The policy contained the following clause:
“To pay all sums determined to be payable as provided below, which the owner or operator of an uninsured motor vehicle would be legally responsible to pay as damages to the insured because of bodily injury sustained by the insured, caused by accident, and arising out of the ownership, maintenance or use of such uninsured motor vehicle; provided however, for the purposes of this coverage: (1) Insurance under Coverage A of this policy must be in effect at the time of such accident; (2) determination as to whether the insured is legally entitled to recover such damages, and (if so entitled) the amount thereof, shall be made by agreement between the insured and the Company or, in the event of disagreement, by arbitration; (3) no cause of action shall accrue to the insured unless within one year from the date of accident (a)
suit for bodily injury has been filed against the uninsured motorist, in a court of competent jurisdiction, or (b) agreement as to the amount due under this Part II has been concluded, or (c) the insured has formally instituted arbitration proceedings; * * *.” (Emphasis added)
The quoted clause above obligates the defendant to pay all sums which the uninsured motorist would be obligated to pay as damages. However, the insured has no cause of action against his insurer under the uninsured motorist provision of his policy unless the insured has filed a suit for bodily injury against the uninsured motorist within one year from the date of the accident. The provision applies generally to an “uninsured motorist” and to an “uninsured motor vehicle.” It is doubtful that defendant intended the clause requiring suit to be brought within one year to apply to a hit-and-run motorist, since the policy defines a hit-and-run motorist as one whose identity cannot be ascertained. No action can be brought against an unidentified party.

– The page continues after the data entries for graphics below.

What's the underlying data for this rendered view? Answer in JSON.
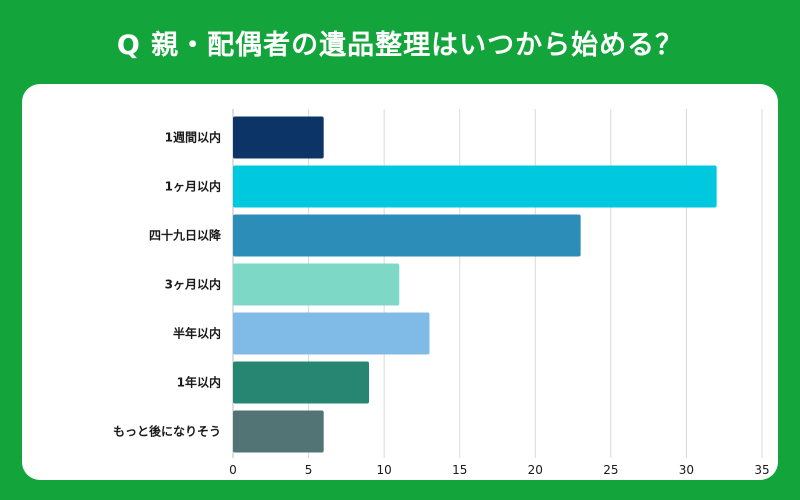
{
  "title": "Q 親・配偶者の遺品整理はいつから始める？",
  "colors": {
    "background": "#13a53c",
    "panel": "#ffffff",
    "grid": "#d9d9d9"
  },
  "chart_data": {
    "type": "bar",
    "orientation": "horizontal",
    "categories": [
      "1週間以内",
      "1ヶ月以内",
      "四十九日以降",
      "3ヶ月以内",
      "半年以内",
      "1年以内",
      "もっと後になりそう"
    ],
    "values": [
      6,
      32,
      23,
      11,
      13,
      9,
      6
    ],
    "bar_colors": [
      "#0d3466",
      "#00c8de",
      "#2b8db8",
      "#7dd8c6",
      "#80bbe8",
      "#268672",
      "#537475"
    ],
    "xlim": [
      0,
      35
    ],
    "xticks": [
      0,
      5,
      10,
      15,
      20,
      25,
      30,
      35
    ],
    "grid": true,
    "legend": "none"
  }
}
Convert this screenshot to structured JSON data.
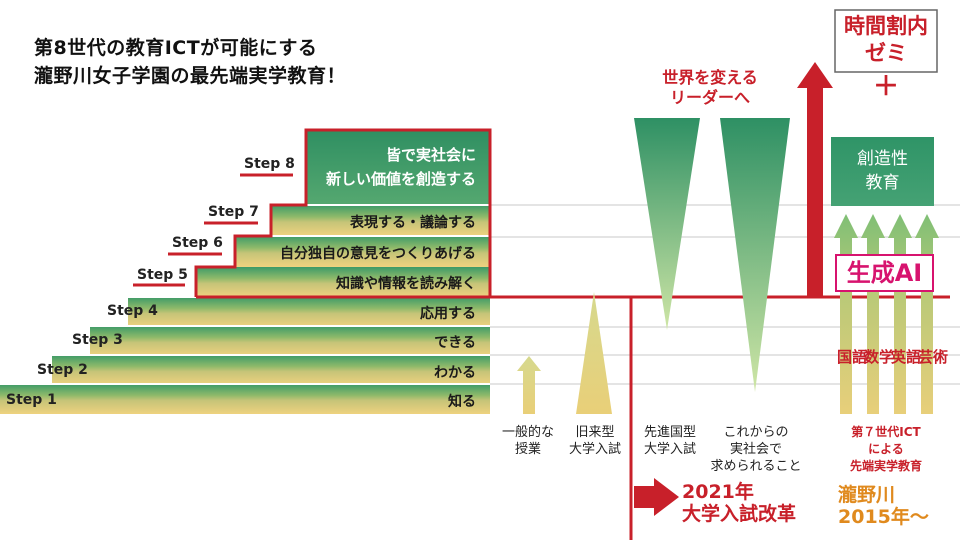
{
  "title": {
    "line1": "第8世代の教育ICTが可能にする",
    "line2": "瀧野川女子学園の最先端実学教育！"
  },
  "steps": [
    {
      "label": "Step 1",
      "text": "知る"
    },
    {
      "label": "Step 2",
      "text": "わかる"
    },
    {
      "label": "Step 3",
      "text": "できる"
    },
    {
      "label": "Step 4",
      "text": "応用する"
    },
    {
      "label": "Step 5",
      "text": "知識や情報を読み解く"
    },
    {
      "label": "Step 6",
      "text": "自分独自の意見をつくりあげる"
    },
    {
      "label": "Step 7",
      "text": "表現する・議論する"
    },
    {
      "label": "Step 8",
      "text_line1": "皆で実社会に",
      "text_line2": "新しい価値を創造する"
    }
  ],
  "captions": {
    "general": {
      "line1": "一般的な",
      "line2": "授業"
    },
    "old_exam": {
      "line1": "旧来型",
      "line2": "大学入試"
    },
    "advanced_exam": {
      "line1": "先進国型",
      "line2": "大学入試"
    },
    "future_society": {
      "line1": "これからの",
      "line2": "実社会で",
      "line3": "求められること"
    },
    "world_leader": {
      "line1": "世界を変える",
      "line2": "リーダーへ"
    }
  },
  "reform": {
    "line1": "2021年",
    "line2": "大学入試改革"
  },
  "takinogawa": {
    "seminar_line1": "時間割内",
    "seminar_line2": "ゼミ",
    "plus": "＋",
    "creativity_line1": "創造性",
    "creativity_line2": "教育",
    "gen_ai": "生成AI",
    "subjects": [
      "国語",
      "数学",
      "英語",
      "芸術"
    ],
    "ict_line1": "第７世代ICT",
    "ict_line2": "による",
    "ict_line3": "先端実学教育",
    "since_line1": "瀧野川",
    "since_line2": "2015年〜"
  },
  "colors": {
    "accent_red": "#c8202a",
    "gold": "#e8cf78",
    "green_dark": "#2f9466",
    "green_light": "#93b867",
    "magenta": "#d7136e"
  }
}
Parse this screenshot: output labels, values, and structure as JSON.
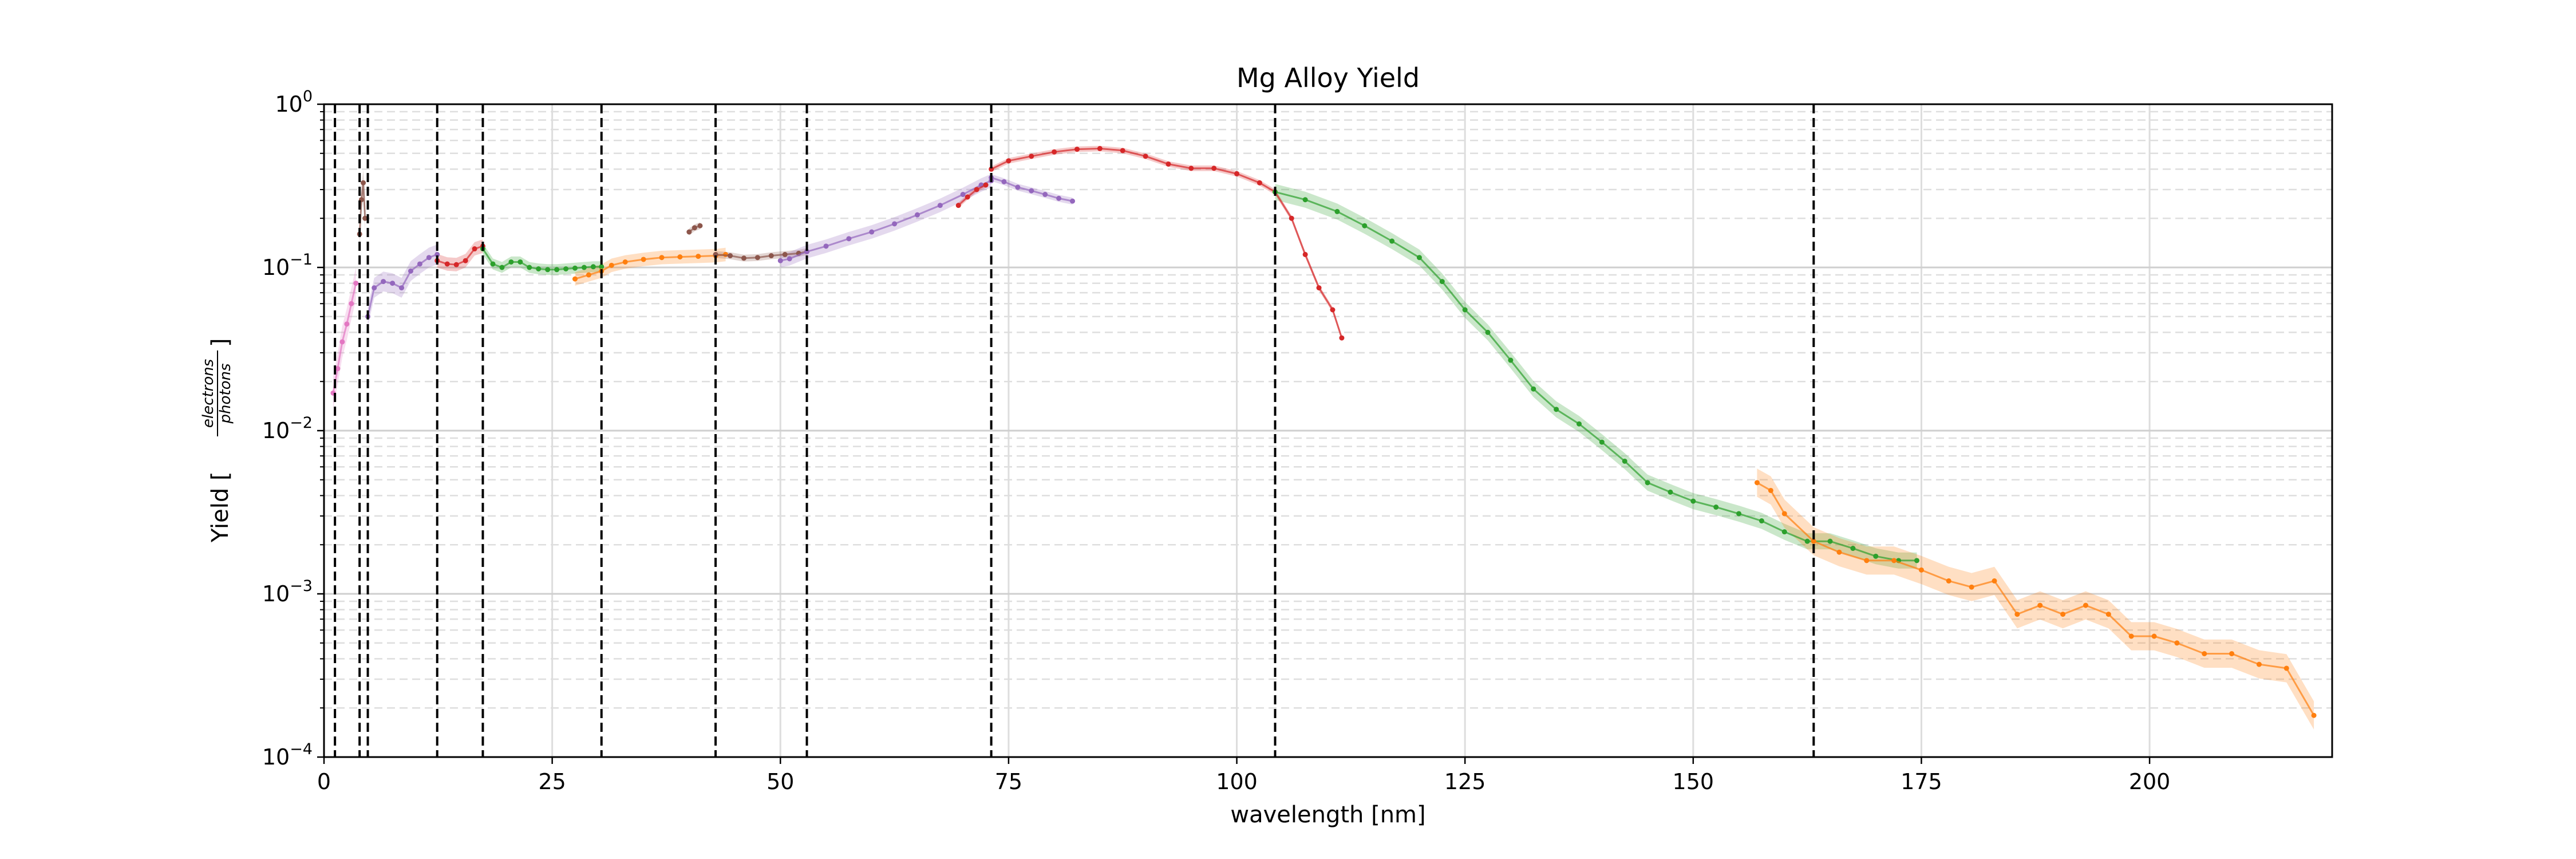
{
  "chart_data": {
    "type": "scatter",
    "title": "Mg Alloy Yield",
    "xlabel": "wavelength [nm]",
    "ylabel_prefix": "Yield [",
    "ylabel_numerator": "electrons",
    "ylabel_denominator": "photons",
    "ylabel_suffix": "]",
    "xlim": [
      0,
      220
    ],
    "ylim": [
      0.0001,
      1
    ],
    "y_scale": "log",
    "grid": true,
    "x_ticks": [
      {
        "value": 0,
        "label": "0"
      },
      {
        "value": 25,
        "label": "25"
      },
      {
        "value": 50,
        "label": "50"
      },
      {
        "value": 75,
        "label": "75"
      },
      {
        "value": 100,
        "label": "100"
      },
      {
        "value": 125,
        "label": "125"
      },
      {
        "value": 150,
        "label": "150"
      },
      {
        "value": 175,
        "label": "175"
      },
      {
        "value": 200,
        "label": "200"
      }
    ],
    "y_ticks": [
      {
        "value": 0.0001,
        "base": "10",
        "exp": "−4"
      },
      {
        "value": 0.001,
        "base": "10",
        "exp": "−3"
      },
      {
        "value": 0.01,
        "base": "10",
        "exp": "−2"
      },
      {
        "value": 0.1,
        "base": "10",
        "exp": "−1"
      },
      {
        "value": 1,
        "base": "10",
        "exp": "0"
      }
    ],
    "vertical_lines": [
      1.2,
      3.9,
      4.8,
      12.4,
      17.4,
      30.4,
      42.9,
      52.9,
      73.1,
      104.2,
      163.2
    ],
    "series": [
      {
        "color": "#e377c2",
        "band": 0.25,
        "points": [
          [
            1,
            0.017
          ],
          [
            1.5,
            0.024
          ],
          [
            2,
            0.035
          ],
          [
            2.5,
            0.045
          ],
          [
            3,
            0.06
          ],
          [
            3.5,
            0.08
          ]
        ]
      },
      {
        "color": "#8c564b",
        "band": 0.2,
        "points": [
          [
            3.9,
            0.16
          ],
          [
            4.1,
            0.26
          ],
          [
            4.3,
            0.33
          ],
          [
            4.5,
            0.2
          ]
        ]
      },
      {
        "color": "#9467bd",
        "band": 0.15,
        "points": [
          [
            4.8,
            0.05
          ],
          [
            5.5,
            0.075
          ],
          [
            6.5,
            0.082
          ],
          [
            7.5,
            0.08
          ],
          [
            8.5,
            0.075
          ],
          [
            9.5,
            0.095
          ],
          [
            10.5,
            0.105
          ],
          [
            11.5,
            0.115
          ],
          [
            12.4,
            0.12
          ]
        ]
      },
      {
        "color": "#d62728",
        "band": 0.1,
        "points": [
          [
            12.4,
            0.11
          ],
          [
            13.5,
            0.105
          ],
          [
            14.5,
            0.104
          ],
          [
            15.5,
            0.11
          ],
          [
            16.5,
            0.13
          ],
          [
            17.4,
            0.135
          ]
        ]
      },
      {
        "color": "#2ca02c",
        "band": 0.08,
        "points": [
          [
            17.4,
            0.13
          ],
          [
            18.5,
            0.105
          ],
          [
            19.5,
            0.1
          ],
          [
            20.5,
            0.108
          ],
          [
            21.5,
            0.108
          ],
          [
            22.5,
            0.1
          ],
          [
            23.5,
            0.098
          ],
          [
            24.5,
            0.097
          ],
          [
            25.5,
            0.097
          ],
          [
            26.5,
            0.098
          ],
          [
            27.5,
            0.099
          ],
          [
            28.5,
            0.1
          ],
          [
            29.5,
            0.101
          ],
          [
            30.4,
            0.101
          ]
        ]
      },
      {
        "color": "#ff7f0e",
        "band": 0.1,
        "points": [
          [
            27.5,
            0.085
          ],
          [
            29,
            0.09
          ],
          [
            30.4,
            0.095
          ],
          [
            31.5,
            0.103
          ],
          [
            33,
            0.108
          ],
          [
            35,
            0.112
          ],
          [
            37,
            0.115
          ],
          [
            39,
            0.116
          ],
          [
            41,
            0.117
          ],
          [
            42.9,
            0.118
          ],
          [
            44,
            0.12
          ]
        ]
      },
      {
        "color": "#8c564b",
        "band": 0.05,
        "points": [
          [
            40,
            0.165
          ],
          [
            40.6,
            0.175
          ],
          [
            41.2,
            0.18
          ]
        ]
      },
      {
        "color": "#8c564b",
        "band": 0.05,
        "points": [
          [
            42.9,
            0.12
          ],
          [
            44.5,
            0.118
          ],
          [
            46,
            0.114
          ],
          [
            47.5,
            0.115
          ],
          [
            49,
            0.118
          ],
          [
            50.5,
            0.12
          ],
          [
            52,
            0.122
          ],
          [
            52.9,
            0.125
          ]
        ]
      },
      {
        "color": "#9467bd",
        "band": 0.1,
        "points": [
          [
            50,
            0.11
          ],
          [
            51,
            0.113
          ],
          [
            52.9,
            0.125
          ],
          [
            55,
            0.135
          ],
          [
            57.5,
            0.15
          ],
          [
            60,
            0.165
          ],
          [
            62.5,
            0.185
          ],
          [
            65,
            0.21
          ],
          [
            67.5,
            0.24
          ],
          [
            70,
            0.28
          ],
          [
            72,
            0.32
          ],
          [
            73.1,
            0.34
          ]
        ]
      },
      {
        "color": "#9467bd",
        "band": 0.05,
        "points": [
          [
            73.1,
            0.355
          ],
          [
            74.5,
            0.335
          ],
          [
            76,
            0.31
          ],
          [
            77.5,
            0.295
          ],
          [
            79,
            0.28
          ],
          [
            80.5,
            0.265
          ],
          [
            82,
            0.255
          ]
        ]
      },
      {
        "color": "#d62728",
        "band": 0.04,
        "points": [
          [
            69.5,
            0.24
          ],
          [
            70.5,
            0.27
          ],
          [
            71.5,
            0.3
          ],
          [
            72.5,
            0.32
          ]
        ]
      },
      {
        "color": "#d62728",
        "band": 0.04,
        "points": [
          [
            73.1,
            0.4
          ],
          [
            75,
            0.45
          ],
          [
            77.5,
            0.48
          ],
          [
            80,
            0.51
          ],
          [
            82.5,
            0.53
          ],
          [
            85,
            0.535
          ],
          [
            87.5,
            0.52
          ],
          [
            90,
            0.48
          ],
          [
            92.5,
            0.43
          ],
          [
            95,
            0.405
          ],
          [
            97.5,
            0.405
          ],
          [
            100,
            0.375
          ],
          [
            102.5,
            0.33
          ],
          [
            104.2,
            0.29
          ],
          [
            106,
            0.2
          ],
          [
            107.5,
            0.12
          ],
          [
            109,
            0.075
          ],
          [
            110.5,
            0.055
          ],
          [
            111.5,
            0.037
          ]
        ]
      },
      {
        "color": "#2ca02c",
        "band": 0.12,
        "points": [
          [
            104.2,
            0.29
          ],
          [
            107.5,
            0.26
          ],
          [
            111,
            0.22
          ],
          [
            114,
            0.18
          ],
          [
            117,
            0.145
          ],
          [
            120,
            0.115
          ],
          [
            122.5,
            0.082
          ],
          [
            125,
            0.055
          ],
          [
            127.5,
            0.04
          ],
          [
            130,
            0.027
          ],
          [
            132.5,
            0.018
          ],
          [
            135,
            0.0135
          ],
          [
            137.5,
            0.011
          ],
          [
            140,
            0.0085
          ],
          [
            142.5,
            0.0065
          ],
          [
            145,
            0.0048
          ],
          [
            147.5,
            0.0042
          ],
          [
            150,
            0.0037
          ],
          [
            152.5,
            0.0034
          ],
          [
            155,
            0.0031
          ],
          [
            157.5,
            0.0028
          ],
          [
            160,
            0.0024
          ],
          [
            162.5,
            0.0021
          ],
          [
            165,
            0.0021
          ],
          [
            167.5,
            0.0019
          ],
          [
            170,
            0.0017
          ],
          [
            172.5,
            0.0016
          ],
          [
            174.5,
            0.0016
          ]
        ]
      },
      {
        "color": "#ff7f0e",
        "band": 0.22,
        "points": [
          [
            157,
            0.0048
          ],
          [
            158.5,
            0.0043
          ],
          [
            160,
            0.0031
          ],
          [
            163.2,
            0.0021
          ],
          [
            166,
            0.0018
          ],
          [
            169,
            0.0016
          ],
          [
            172,
            0.0016
          ],
          [
            175,
            0.0014
          ],
          [
            178,
            0.0012
          ],
          [
            180.5,
            0.0011
          ],
          [
            183,
            0.0012
          ],
          [
            185.5,
            0.00075
          ],
          [
            188,
            0.00085
          ],
          [
            190.5,
            0.00075
          ],
          [
            193,
            0.00085
          ],
          [
            195.5,
            0.00075
          ],
          [
            198,
            0.00055
          ],
          [
            200.5,
            0.00055
          ],
          [
            203,
            0.0005
          ],
          [
            206,
            0.00043
          ],
          [
            209,
            0.00043
          ],
          [
            212,
            0.00037
          ],
          [
            215,
            0.00035
          ],
          [
            218,
            0.00018
          ]
        ]
      }
    ]
  }
}
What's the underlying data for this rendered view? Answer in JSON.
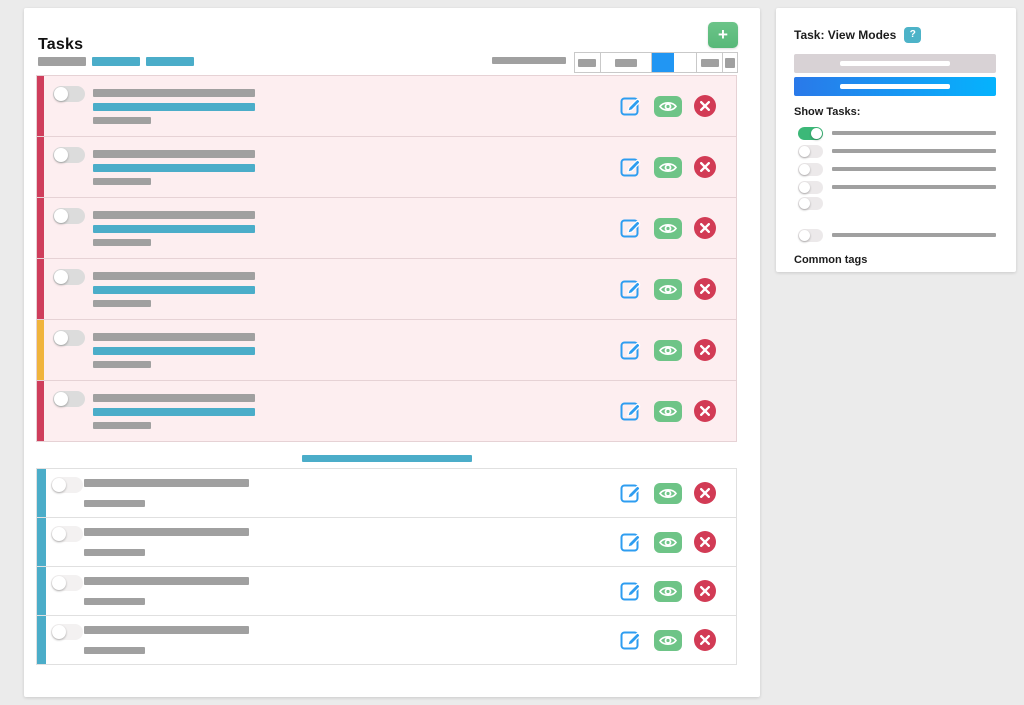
{
  "palette": {
    "window_bg": "#ebebeb",
    "placeholder_gray": "#a0a0a0",
    "teal": "#4badc9",
    "red_stripe": "#cf3e5c",
    "yellow_stripe": "#f0b43c",
    "pink_row": "#fdeef0",
    "selected_blue": "#2196f3",
    "edit_blue": "#2e9df0",
    "view_green": "#6ec487",
    "delete_red": "#d23b55",
    "add_green": "#57b878",
    "toggle_on_green": "#3cb878",
    "help_teal": "#4db3c8",
    "sidebar_blue_start": "#2a79e9",
    "sidebar_blue_end": "#05b3fd"
  },
  "tasks_panel": {
    "title": "Tasks",
    "add_button": {
      "label": "+"
    },
    "filter_chips": [
      {
        "name": "chip-gray",
        "color": "#9b9b9b"
      },
      {
        "name": "chip-teal-1",
        "color": "#4badc9"
      },
      {
        "name": "chip-teal-2",
        "color": "#4badc9"
      }
    ],
    "view_toolbar": {
      "label_placeholder_color": "#9b9b9b",
      "segments": [
        {
          "content": "pill"
        },
        {
          "content": "pill"
        },
        {
          "content": "selected",
          "color": "#2196f3"
        },
        {
          "content": "pill"
        },
        {
          "content": "square"
        }
      ],
      "selected_index": 2
    },
    "divider_color": "#4badc9",
    "sections": [
      {
        "id": "highlighted-tasks",
        "row_background": "#fdeef0",
        "border_color": "#e6d2d5",
        "rows": [
          {
            "stripe_color": "#cf3e5c",
            "toggle": "off",
            "has_link_bar": true
          },
          {
            "stripe_color": "#cf3e5c",
            "toggle": "off",
            "has_link_bar": true
          },
          {
            "stripe_color": "#cf3e5c",
            "toggle": "off",
            "has_link_bar": true
          },
          {
            "stripe_color": "#cf3e5c",
            "toggle": "off",
            "has_link_bar": true
          },
          {
            "stripe_color": "#f0b43c",
            "toggle": "off",
            "has_link_bar": true
          },
          {
            "stripe_color": "#cf3e5c",
            "toggle": "off",
            "has_link_bar": true
          }
        ]
      },
      {
        "id": "plain-tasks",
        "row_background": "#ffffff",
        "border_color": "#e0e0e0",
        "rows": [
          {
            "stripe_color": "#4badc9",
            "toggle": "off",
            "has_link_bar": false
          },
          {
            "stripe_color": "#4badc9",
            "toggle": "off",
            "has_link_bar": false
          },
          {
            "stripe_color": "#4badc9",
            "toggle": "off",
            "has_link_bar": false
          },
          {
            "stripe_color": "#4badc9",
            "toggle": "off",
            "has_link_bar": false
          }
        ]
      }
    ],
    "row_actions": [
      {
        "name": "edit",
        "icon": "edit-icon",
        "color": "#2e9df0"
      },
      {
        "name": "view",
        "icon": "eye-icon",
        "color": "#6ec487"
      },
      {
        "name": "delete",
        "icon": "delete-icon",
        "color": "#d23b55"
      }
    ]
  },
  "view_modes_panel": {
    "title": "Task: View Modes",
    "help_badge_label": "?",
    "mode_buttons": [
      {
        "id": "mode-inactive",
        "style": "gray"
      },
      {
        "id": "mode-active",
        "style": "blue-gradient"
      }
    ],
    "show_tasks_label": "Show Tasks:",
    "task_filters": [
      {
        "toggle": "on",
        "has_label_bar": true
      },
      {
        "toggle": "off",
        "has_label_bar": true
      },
      {
        "toggle": "off",
        "has_label_bar": true
      },
      {
        "toggle": "off",
        "has_label_bar": true
      },
      {
        "toggle": "off",
        "has_label_bar": false
      },
      {
        "toggle": "off",
        "has_label_bar": true,
        "gap_before": true
      }
    ],
    "common_tags_label": "Common tags"
  }
}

In this case, the trial court found that “plaintiff did not know and had no means of learning the identity” of the hit-and-run driver. The defendant‘s adjuster testified that had an uninsured motorist claim been filed by plaintiff, he “probably would not have been able to locate” the hit-and-run driver. If plaintiff did not know and had no means of ascertaining the identity of the hit-and-run driver, it would have been impossible for him to have filed an action against him and complied with the coverage requirement. Under these circumstances, we do not believe that filing an action against the uninsured motorist was a condition precedent to plaintiff‘s cause of action against defendant.
The courts have applied the contract statute of limitations because the intent of uninsured motorist coverage is to protect the insured, and is not to provide free liability insurance for the otherwise uninsured motorist. The insurer does not represent the uninsured motorist; the insurer represents itself on its own contract with its own insured who has paid a premium for this feature of his contract of insurance. Consequently, the liability of the insurer is based on its contract with the insured, and any claim of the insured also is governed by the contract. Sahloff v. Western Casualty and Surety Co., 45 Wisc 2d 60, 171 NW2d 914 (1969).
Finding no error, the judgment is affirmed.